The feeling in the Kremlin at the moment is that Russia got away lightly over taking control of Crimea, but no one is prepared to bet that the West may raise the stakes substantially if Russia occupies the eastern part of Ukraine. No one is talking in terms of a military response, oh no, but purely in terms of tough economic sanctions. Even though, as the events in the past couple of month have shown, it’s very difficult to see what the West can actually do if Russia “takes the plunge”, so to speak, and moves into “mainland” Ukraine. It’s the nukes, you see, that make all the difference, even though this may sound crude and very undiplomatic like.

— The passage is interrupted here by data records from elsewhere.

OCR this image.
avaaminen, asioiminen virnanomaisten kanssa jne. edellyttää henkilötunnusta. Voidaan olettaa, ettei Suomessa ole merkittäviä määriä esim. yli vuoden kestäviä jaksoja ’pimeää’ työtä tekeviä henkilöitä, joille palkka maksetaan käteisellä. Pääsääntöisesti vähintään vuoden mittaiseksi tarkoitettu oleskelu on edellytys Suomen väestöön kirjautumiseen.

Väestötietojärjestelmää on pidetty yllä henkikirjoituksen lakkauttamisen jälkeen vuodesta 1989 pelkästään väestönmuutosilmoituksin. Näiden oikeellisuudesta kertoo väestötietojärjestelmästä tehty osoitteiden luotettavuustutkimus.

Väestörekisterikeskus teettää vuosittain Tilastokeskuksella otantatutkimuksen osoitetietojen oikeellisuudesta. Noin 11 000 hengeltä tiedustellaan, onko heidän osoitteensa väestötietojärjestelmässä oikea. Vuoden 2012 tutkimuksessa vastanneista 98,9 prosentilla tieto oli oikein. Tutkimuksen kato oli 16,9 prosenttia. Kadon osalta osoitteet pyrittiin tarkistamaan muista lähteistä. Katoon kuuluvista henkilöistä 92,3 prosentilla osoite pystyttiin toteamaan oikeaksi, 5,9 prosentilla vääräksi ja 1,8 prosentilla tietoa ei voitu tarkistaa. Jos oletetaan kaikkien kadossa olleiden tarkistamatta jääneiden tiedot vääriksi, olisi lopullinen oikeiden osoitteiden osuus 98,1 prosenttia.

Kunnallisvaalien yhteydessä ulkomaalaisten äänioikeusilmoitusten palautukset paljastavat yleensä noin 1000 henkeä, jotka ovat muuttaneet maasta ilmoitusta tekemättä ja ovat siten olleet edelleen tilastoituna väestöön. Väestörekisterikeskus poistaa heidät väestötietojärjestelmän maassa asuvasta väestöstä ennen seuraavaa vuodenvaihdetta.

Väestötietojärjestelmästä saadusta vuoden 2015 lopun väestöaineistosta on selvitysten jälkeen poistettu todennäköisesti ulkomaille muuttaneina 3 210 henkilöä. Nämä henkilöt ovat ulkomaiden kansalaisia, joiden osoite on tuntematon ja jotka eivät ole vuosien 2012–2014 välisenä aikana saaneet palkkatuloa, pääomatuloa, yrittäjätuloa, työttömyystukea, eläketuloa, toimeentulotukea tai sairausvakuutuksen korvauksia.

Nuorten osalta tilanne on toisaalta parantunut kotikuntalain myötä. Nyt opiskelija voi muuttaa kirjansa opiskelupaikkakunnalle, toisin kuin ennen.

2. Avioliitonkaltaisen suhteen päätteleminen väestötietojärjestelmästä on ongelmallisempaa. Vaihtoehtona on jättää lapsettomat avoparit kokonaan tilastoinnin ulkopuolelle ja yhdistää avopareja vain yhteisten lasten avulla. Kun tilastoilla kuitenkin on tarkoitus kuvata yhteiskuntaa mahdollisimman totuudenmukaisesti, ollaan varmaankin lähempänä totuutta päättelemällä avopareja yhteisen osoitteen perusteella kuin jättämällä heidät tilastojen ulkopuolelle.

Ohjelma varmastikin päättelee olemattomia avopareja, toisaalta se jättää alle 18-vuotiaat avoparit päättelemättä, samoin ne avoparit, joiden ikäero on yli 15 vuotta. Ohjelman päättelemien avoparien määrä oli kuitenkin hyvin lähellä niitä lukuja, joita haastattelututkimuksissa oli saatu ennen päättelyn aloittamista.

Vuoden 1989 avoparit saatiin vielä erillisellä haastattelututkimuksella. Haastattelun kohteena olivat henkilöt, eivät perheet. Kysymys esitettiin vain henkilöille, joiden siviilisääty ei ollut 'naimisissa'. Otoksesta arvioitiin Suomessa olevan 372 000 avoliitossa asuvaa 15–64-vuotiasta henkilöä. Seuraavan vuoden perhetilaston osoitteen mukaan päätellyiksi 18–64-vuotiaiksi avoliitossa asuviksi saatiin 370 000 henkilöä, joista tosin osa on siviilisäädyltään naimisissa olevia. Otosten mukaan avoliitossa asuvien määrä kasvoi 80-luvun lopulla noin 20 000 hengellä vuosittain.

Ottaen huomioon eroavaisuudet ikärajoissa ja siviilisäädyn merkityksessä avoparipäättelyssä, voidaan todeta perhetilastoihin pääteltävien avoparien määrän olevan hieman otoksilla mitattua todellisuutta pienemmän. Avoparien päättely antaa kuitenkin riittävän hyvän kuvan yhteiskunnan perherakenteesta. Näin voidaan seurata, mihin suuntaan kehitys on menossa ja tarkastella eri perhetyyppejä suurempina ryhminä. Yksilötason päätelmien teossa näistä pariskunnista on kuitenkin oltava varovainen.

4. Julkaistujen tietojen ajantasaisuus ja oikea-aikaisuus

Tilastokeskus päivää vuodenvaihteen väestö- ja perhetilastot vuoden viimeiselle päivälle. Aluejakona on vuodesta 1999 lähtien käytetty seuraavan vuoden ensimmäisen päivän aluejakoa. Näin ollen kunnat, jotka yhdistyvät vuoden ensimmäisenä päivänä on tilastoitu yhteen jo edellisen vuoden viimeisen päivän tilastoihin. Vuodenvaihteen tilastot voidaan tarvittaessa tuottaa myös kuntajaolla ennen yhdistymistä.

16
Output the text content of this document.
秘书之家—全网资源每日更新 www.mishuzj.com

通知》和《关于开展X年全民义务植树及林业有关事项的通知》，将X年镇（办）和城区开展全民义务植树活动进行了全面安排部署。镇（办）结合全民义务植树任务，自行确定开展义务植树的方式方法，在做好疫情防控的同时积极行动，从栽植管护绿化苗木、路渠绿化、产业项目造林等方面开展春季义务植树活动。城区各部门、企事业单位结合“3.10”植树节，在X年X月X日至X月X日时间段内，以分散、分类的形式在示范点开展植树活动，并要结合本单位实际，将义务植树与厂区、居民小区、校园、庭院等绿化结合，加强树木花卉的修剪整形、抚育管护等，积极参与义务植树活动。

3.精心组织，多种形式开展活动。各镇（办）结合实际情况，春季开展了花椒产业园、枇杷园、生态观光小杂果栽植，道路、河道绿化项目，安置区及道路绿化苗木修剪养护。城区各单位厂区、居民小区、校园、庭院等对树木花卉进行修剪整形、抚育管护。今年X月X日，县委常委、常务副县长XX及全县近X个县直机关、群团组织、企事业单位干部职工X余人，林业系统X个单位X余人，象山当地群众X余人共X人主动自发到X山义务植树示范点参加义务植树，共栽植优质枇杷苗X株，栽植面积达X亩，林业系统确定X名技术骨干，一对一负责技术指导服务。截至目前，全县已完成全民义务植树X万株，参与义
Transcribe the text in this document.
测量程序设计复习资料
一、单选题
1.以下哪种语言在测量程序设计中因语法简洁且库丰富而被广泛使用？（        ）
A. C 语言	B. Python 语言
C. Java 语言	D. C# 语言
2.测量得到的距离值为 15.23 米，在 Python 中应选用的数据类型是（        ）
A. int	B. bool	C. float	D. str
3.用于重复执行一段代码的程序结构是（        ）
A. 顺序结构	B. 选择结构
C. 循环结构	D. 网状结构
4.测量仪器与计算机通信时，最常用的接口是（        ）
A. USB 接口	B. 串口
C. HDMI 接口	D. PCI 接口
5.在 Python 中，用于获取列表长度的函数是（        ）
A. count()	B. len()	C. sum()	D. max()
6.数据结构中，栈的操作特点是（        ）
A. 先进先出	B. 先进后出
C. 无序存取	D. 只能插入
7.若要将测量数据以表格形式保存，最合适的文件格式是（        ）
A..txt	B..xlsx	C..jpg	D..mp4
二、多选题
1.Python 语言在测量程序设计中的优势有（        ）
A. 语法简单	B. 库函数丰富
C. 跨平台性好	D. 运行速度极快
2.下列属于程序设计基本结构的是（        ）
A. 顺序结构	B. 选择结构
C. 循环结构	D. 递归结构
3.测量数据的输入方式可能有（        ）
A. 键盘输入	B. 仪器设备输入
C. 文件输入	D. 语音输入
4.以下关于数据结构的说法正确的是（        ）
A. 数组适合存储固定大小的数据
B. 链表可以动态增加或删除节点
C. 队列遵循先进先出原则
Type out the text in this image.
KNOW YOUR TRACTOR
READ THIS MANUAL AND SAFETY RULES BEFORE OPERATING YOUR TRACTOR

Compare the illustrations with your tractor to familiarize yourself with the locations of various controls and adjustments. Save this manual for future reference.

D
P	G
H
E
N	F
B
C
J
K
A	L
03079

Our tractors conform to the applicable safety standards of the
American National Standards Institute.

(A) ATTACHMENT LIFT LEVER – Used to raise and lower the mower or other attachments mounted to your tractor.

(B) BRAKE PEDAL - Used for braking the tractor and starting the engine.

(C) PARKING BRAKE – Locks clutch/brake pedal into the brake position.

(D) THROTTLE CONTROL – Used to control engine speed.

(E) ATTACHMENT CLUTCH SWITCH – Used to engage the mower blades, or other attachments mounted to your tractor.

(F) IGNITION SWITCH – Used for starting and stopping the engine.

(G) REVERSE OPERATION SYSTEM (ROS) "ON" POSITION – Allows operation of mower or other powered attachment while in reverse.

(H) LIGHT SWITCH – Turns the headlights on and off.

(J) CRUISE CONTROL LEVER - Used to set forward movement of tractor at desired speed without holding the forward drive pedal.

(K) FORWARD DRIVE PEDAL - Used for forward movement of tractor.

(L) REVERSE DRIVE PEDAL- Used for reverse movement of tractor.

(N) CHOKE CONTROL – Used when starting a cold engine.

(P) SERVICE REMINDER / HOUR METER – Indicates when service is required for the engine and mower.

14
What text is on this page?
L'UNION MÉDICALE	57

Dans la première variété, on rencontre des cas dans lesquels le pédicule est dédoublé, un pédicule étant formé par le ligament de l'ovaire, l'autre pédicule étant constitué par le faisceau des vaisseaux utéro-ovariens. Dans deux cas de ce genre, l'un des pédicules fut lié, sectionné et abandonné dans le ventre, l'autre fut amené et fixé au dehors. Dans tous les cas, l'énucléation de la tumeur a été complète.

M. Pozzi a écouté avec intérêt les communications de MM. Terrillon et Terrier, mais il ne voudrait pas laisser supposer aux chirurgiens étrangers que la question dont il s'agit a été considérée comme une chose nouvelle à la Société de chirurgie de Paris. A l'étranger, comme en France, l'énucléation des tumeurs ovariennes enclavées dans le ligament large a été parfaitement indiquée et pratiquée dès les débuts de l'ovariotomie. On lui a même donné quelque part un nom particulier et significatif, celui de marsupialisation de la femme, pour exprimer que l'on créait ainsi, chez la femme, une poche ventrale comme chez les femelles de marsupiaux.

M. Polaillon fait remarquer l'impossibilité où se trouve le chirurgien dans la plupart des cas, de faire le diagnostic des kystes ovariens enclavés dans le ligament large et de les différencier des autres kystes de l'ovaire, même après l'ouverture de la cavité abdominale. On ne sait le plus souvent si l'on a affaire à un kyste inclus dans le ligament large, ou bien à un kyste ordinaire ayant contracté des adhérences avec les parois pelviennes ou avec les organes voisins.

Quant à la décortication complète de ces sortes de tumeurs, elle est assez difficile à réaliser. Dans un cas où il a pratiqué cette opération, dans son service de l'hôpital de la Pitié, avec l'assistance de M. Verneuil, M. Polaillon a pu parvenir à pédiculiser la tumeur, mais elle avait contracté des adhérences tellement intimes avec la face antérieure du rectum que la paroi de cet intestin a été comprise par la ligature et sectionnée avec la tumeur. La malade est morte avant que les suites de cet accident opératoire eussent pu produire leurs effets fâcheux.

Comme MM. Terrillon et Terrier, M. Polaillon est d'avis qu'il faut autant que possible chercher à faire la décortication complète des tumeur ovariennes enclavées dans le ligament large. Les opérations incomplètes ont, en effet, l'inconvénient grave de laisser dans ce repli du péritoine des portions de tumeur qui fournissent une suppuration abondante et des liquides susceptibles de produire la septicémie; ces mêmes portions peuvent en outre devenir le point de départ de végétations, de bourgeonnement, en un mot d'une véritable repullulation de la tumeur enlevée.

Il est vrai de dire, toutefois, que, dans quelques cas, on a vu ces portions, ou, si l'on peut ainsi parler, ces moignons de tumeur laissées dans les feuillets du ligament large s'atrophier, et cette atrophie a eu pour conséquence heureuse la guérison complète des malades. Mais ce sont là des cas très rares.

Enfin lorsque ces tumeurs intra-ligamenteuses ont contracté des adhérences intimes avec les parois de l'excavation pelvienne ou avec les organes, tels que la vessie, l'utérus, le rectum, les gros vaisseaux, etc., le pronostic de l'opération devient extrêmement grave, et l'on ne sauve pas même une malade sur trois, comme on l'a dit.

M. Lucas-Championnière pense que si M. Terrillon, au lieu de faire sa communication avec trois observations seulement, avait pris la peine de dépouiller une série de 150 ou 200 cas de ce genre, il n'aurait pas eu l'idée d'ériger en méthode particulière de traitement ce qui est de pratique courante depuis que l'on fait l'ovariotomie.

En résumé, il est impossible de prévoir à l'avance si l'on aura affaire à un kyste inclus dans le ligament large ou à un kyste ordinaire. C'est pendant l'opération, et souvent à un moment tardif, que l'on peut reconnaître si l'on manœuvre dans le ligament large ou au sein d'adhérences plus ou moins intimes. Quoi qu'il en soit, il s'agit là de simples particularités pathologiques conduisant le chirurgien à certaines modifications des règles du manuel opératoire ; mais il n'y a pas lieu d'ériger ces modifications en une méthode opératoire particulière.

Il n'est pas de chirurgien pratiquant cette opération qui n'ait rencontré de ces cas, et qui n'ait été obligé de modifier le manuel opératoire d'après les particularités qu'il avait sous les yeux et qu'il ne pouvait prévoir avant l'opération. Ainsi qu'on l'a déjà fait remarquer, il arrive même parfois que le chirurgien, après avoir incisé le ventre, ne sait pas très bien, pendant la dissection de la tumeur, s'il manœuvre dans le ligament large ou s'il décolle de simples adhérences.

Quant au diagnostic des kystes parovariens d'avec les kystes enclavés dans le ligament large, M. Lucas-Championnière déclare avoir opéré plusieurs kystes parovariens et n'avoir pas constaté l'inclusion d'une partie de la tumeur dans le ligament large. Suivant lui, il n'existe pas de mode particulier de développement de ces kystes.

The worst case scenario would be if the interim regime in Kiev decides to use forces against pro-Russian demonstrators in Donetsk, Kharkov and Lugansk, triggering the sort of crisis that had toppled Ukrainian President Viktor Yanukovich in February. Under such a scenario, President Putin may have no choice but to send troops in. It is not something that he wants to do, but he may find himself unable not to do it. Because, let’s face it, domestically, Putin is now under pressure himself, having gone all the way in Crimea. He does not really have that much space for manoeuvre in his own country, where the popular mood seems to be shifting towards seeing the ethnic Russians in the east and south of Ukraine follow the example of the Crimeans.

The West can only watch as the crisis in Ukraine escalates. De-escalation is something that seems to be the last thing on the minds of the opposing sides in the country. And all because there was never a Plan B for the aftermath of that dramatic change of political scenery in Kiev in February.

Alexander Nekrassov is a former presidential and government adviser.